Harper graduated from med school and began her residency at Chicago's Cook County Hospital in 1980. Five years later, she moved to Spokane to accept a job with Valley Young People's Clinic, now owned by Providence Health & Services, where she spent more than three decades caring for local families and their children. One of the most rewarding parts of her practice there was seeing past patients who later brought their own children to her for care.
"One of my favorite stories is that I had two accident-prone, active brothers coming in with broken wrists, and I was always going after them about 'you have to wear your helmet!'" she recalls.
"Then when they were grown men and one brought in his 3-day-old baby girl, I said, 'How do you feel about that bike helmet thing now?' and he said, 'If I could put her in a suit of armor, I would.' I love that, and I love watching new parents."
Harper retired from the practice in April of this year, though she continues to fill in when needed for other Providence pediatricians. Not long after, at a ceremony in early May, she was inducted in the Spokane Library Foundation's Citizen Hall of Fame alongside friend and fellow Spokane physician Katherine Tuttle. Previous accolades for Harper include Spokane County Physician of the Year and the YWCA Spokane's Women of Achievement Award, among others.
"I am really touched by this, and I appreciate the recognition," she says. "It really helps because sometimes when you do this work in the community, you're one of several anonymous people pounding your head against the wall."
Though Harper isn't seeing patients full-time, she still serves on boards for many local and statewide health care organizations, including the Northwest Mediation Center, the Spokane Teaching Health Center and the Washington State Medical Association. In July, she'll take over as president of Rotary Club of Spokane 21.
"I thought, 'Well, I'm 63. I've got more years to practice medicine, but I then thought, 'No, I'm going to step away,'" she says. "I've been mentoring some people to come up in leadership at Providence in pediatrics, and they were ready to go." Throughout Harper's practice, and her partnerships with area organizations working to prevent child abuse and to improve health care access for local families, she's seen many successes, but also encountered many challenges along the way. The pediatrician underscores that successes — like helping to bring Spokane's death rate due to child abuse and neglect to below two per year in the 1990s (it currently hovers around this number) — have been due to the hard work, innovation and leadership from many others in the community working alongside her.
"I tell you, all I do is sit back at meetings and give people autonomy. I was just 'Go forth and make it so, please,' and I went to a lot of meetings where people came up with better ideas than I had," she says, in reference to time spent as an administrator for Providence pediatrics.
Of other success markers that still bring her satisfaction, Harper never tires of seeing parents truly adore and nurture their children.

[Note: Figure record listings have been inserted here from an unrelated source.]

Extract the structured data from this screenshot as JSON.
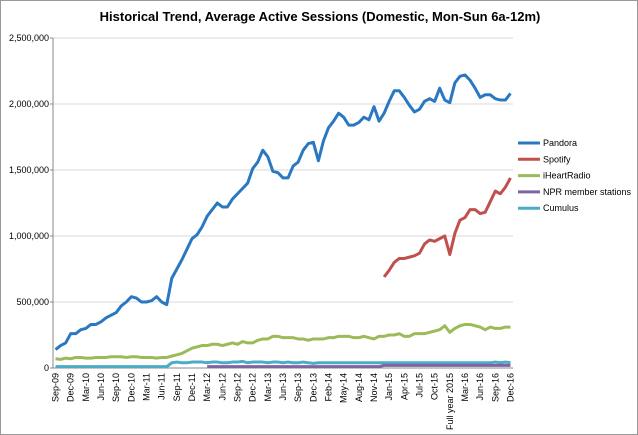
{
  "chart_data": {
    "type": "line",
    "title": "Historical Trend, Average Active Sessions (Domestic, Mon-Sun 6a-12m)",
    "categories": [
      "Sep-09",
      null,
      null,
      "Dec-09",
      null,
      null,
      "Mar-10",
      null,
      null,
      "Jun-10",
      null,
      null,
      "Sep-10",
      null,
      null,
      "Dec-10",
      null,
      null,
      "Mar-11",
      null,
      null,
      "Jun-11",
      null,
      null,
      "Sep-11",
      null,
      null,
      "Dec-11",
      null,
      null,
      "Mar-12",
      null,
      null,
      "Jun-12",
      null,
      null,
      "Sep-12",
      null,
      null,
      "Dec-12",
      null,
      null,
      "Mar-13",
      null,
      null,
      "Jun-13",
      null,
      null,
      "Sep-13",
      null,
      null,
      "Dec-13",
      null,
      null,
      "Feb-14",
      null,
      null,
      "May-14",
      null,
      null,
      "Aug-14",
      null,
      null,
      "Nov-14",
      null,
      null,
      "Jan-15",
      null,
      null,
      "Apr-15",
      null,
      null,
      "Jul-15",
      null,
      null,
      "Oct-15",
      null,
      null,
      "Full year 2015",
      null,
      null,
      "Mar-16",
      null,
      null,
      "Jun-16",
      null,
      null,
      "Sep-16",
      null,
      null,
      "Dec-16"
    ],
    "series": [
      {
        "name": "Pandora",
        "color": "#2a78c2",
        "values": [
          140000,
          170000,
          190000,
          260000,
          260000,
          290000,
          300000,
          330000,
          330000,
          350000,
          380000,
          400000,
          420000,
          470000,
          500000,
          540000,
          530000,
          500000,
          500000,
          510000,
          540000,
          500000,
          480000,
          680000,
          750000,
          820000,
          900000,
          980000,
          1010000,
          1070000,
          1150000,
          1200000,
          1250000,
          1220000,
          1220000,
          1280000,
          1320000,
          1360000,
          1400000,
          1510000,
          1560000,
          1650000,
          1600000,
          1490000,
          1480000,
          1440000,
          1440000,
          1530000,
          1560000,
          1650000,
          1700000,
          1710000,
          1570000,
          1720000,
          1820000,
          1870000,
          1930000,
          1900000,
          1840000,
          1840000,
          1860000,
          1900000,
          1880000,
          1980000,
          1870000,
          1930000,
          2020000,
          2100000,
          2100000,
          2050000,
          1990000,
          1940000,
          1960000,
          2020000,
          2040000,
          2020000,
          2120000,
          2030000,
          2010000,
          2160000,
          2210000,
          2220000,
          2180000,
          2120000,
          2050000,
          2070000,
          2070000,
          2040000,
          2030000,
          2030000,
          2080000
        ]
      },
      {
        "name": "Spotify",
        "color": "#c0504d",
        "values": [
          null,
          null,
          null,
          null,
          null,
          null,
          null,
          null,
          null,
          null,
          null,
          null,
          null,
          null,
          null,
          null,
          null,
          null,
          null,
          null,
          null,
          null,
          null,
          null,
          null,
          null,
          null,
          null,
          null,
          null,
          null,
          null,
          null,
          null,
          null,
          null,
          null,
          null,
          null,
          null,
          null,
          null,
          null,
          null,
          null,
          null,
          null,
          null,
          null,
          null,
          null,
          null,
          null,
          null,
          null,
          null,
          null,
          null,
          null,
          null,
          null,
          null,
          null,
          null,
          null,
          690000,
          740000,
          800000,
          830000,
          830000,
          840000,
          850000,
          870000,
          940000,
          970000,
          960000,
          980000,
          1000000,
          860000,
          1020000,
          1120000,
          1140000,
          1200000,
          1200000,
          1170000,
          1180000,
          1260000,
          1340000,
          1320000,
          1370000,
          1440000
        ]
      },
      {
        "name": "iHeartRadio",
        "color": "#9bbb59",
        "values": [
          70000,
          65000,
          75000,
          70000,
          80000,
          80000,
          75000,
          75000,
          80000,
          80000,
          80000,
          85000,
          85000,
          85000,
          80000,
          85000,
          85000,
          80000,
          80000,
          80000,
          75000,
          80000,
          80000,
          90000,
          100000,
          110000,
          130000,
          150000,
          160000,
          170000,
          170000,
          180000,
          180000,
          170000,
          180000,
          190000,
          180000,
          200000,
          190000,
          190000,
          210000,
          220000,
          220000,
          240000,
          240000,
          230000,
          230000,
          230000,
          220000,
          220000,
          210000,
          220000,
          220000,
          220000,
          230000,
          230000,
          240000,
          240000,
          240000,
          230000,
          230000,
          240000,
          230000,
          220000,
          240000,
          240000,
          250000,
          250000,
          260000,
          240000,
          240000,
          260000,
          260000,
          260000,
          270000,
          280000,
          290000,
          320000,
          270000,
          300000,
          320000,
          330000,
          330000,
          320000,
          310000,
          290000,
          310000,
          300000,
          300000,
          310000,
          310000
        ]
      },
      {
        "name": "NPR member stations",
        "color": "#8064a2",
        "values": [
          null,
          null,
          null,
          null,
          null,
          null,
          null,
          null,
          null,
          null,
          null,
          null,
          null,
          null,
          null,
          null,
          null,
          null,
          null,
          null,
          null,
          null,
          null,
          null,
          null,
          null,
          null,
          null,
          null,
          null,
          10000,
          10000,
          10000,
          10000,
          10000,
          10000,
          10000,
          10000,
          10000,
          10000,
          10000,
          10000,
          10000,
          10000,
          10000,
          10000,
          10000,
          10000,
          10000,
          10000,
          10000,
          10000,
          10000,
          10000,
          10000,
          10000,
          10000,
          10000,
          10000,
          10000,
          10000,
          10000,
          10000,
          10000,
          10000,
          20000,
          20000,
          20000,
          20000,
          20000,
          20000,
          20000,
          20000,
          20000,
          20000,
          20000,
          20000,
          20000,
          20000,
          20000,
          20000,
          20000,
          20000,
          20000,
          20000,
          20000,
          20000,
          20000,
          20000,
          20000,
          20000
        ]
      },
      {
        "name": "Cumulus",
        "color": "#4bacc6",
        "values": [
          10000,
          10000,
          10000,
          10000,
          10000,
          10000,
          10000,
          10000,
          10000,
          10000,
          10000,
          10000,
          10000,
          10000,
          10000,
          10000,
          10000,
          10000,
          10000,
          10000,
          10000,
          10000,
          10000,
          40000,
          45000,
          40000,
          40000,
          45000,
          45000,
          45000,
          40000,
          45000,
          45000,
          40000,
          40000,
          45000,
          45000,
          50000,
          40000,
          45000,
          45000,
          45000,
          40000,
          45000,
          45000,
          40000,
          45000,
          40000,
          40000,
          45000,
          40000,
          35000,
          40000,
          40000,
          40000,
          40000,
          40000,
          40000,
          40000,
          40000,
          40000,
          40000,
          40000,
          40000,
          40000,
          40000,
          40000,
          40000,
          40000,
          40000,
          40000,
          40000,
          40000,
          40000,
          40000,
          40000,
          40000,
          40000,
          40000,
          40000,
          40000,
          40000,
          40000,
          40000,
          40000,
          40000,
          40000,
          45000,
          40000,
          45000,
          40000
        ]
      }
    ],
    "ylim": [
      0,
      2500000
    ],
    "yticks": [
      0,
      {
        "value": 500000,
        "label": "500,000"
      },
      {
        "value": 1000000,
        "label": "1,000,000"
      },
      {
        "value": 1500000,
        "label": "1,500,000"
      },
      {
        "value": 2000000,
        "label": "2,000,000"
      },
      {
        "value": 2500000,
        "label": "2,500,000"
      }
    ],
    "grid": true,
    "legend": "right"
  }
}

Or seeing parents with drug and alcohol addictions who are able to overcome those barriers to successfully raise their children. She also finds joy in her own failures, like predicting that a young boy born with severe developmental disabilities would not live past infancy. That boy is now in his early teen years.
Among issues facing children's health that concern her most are the rise of helicopter parents who make excuses for their kids, and the growing rate of youth with early-onset Type 2 diabetes. The fear of children being neglected and abused will never subside.
As she moves to pass the torch, Harper is now working to launch a pediatrics residency program here through the Spokane Teaching Health Center. As it stands, she says, Spokane has one-third to one-half as many pediatricians a city this size should have.
Despite the many challenges of her profession, Harper has a deep-rooted love for Spokane, and thinks, by most standards, the community is doing kids' health care right.
"People think there is quality medical care everywhere in the country, but that's not the case," she says. "Could we do better? Yeah. Could we be more efficient? Yeah. Could we have better access for patients? Yeah, we better. But [when I got here] I was really amazed at how good the quality of medical care is."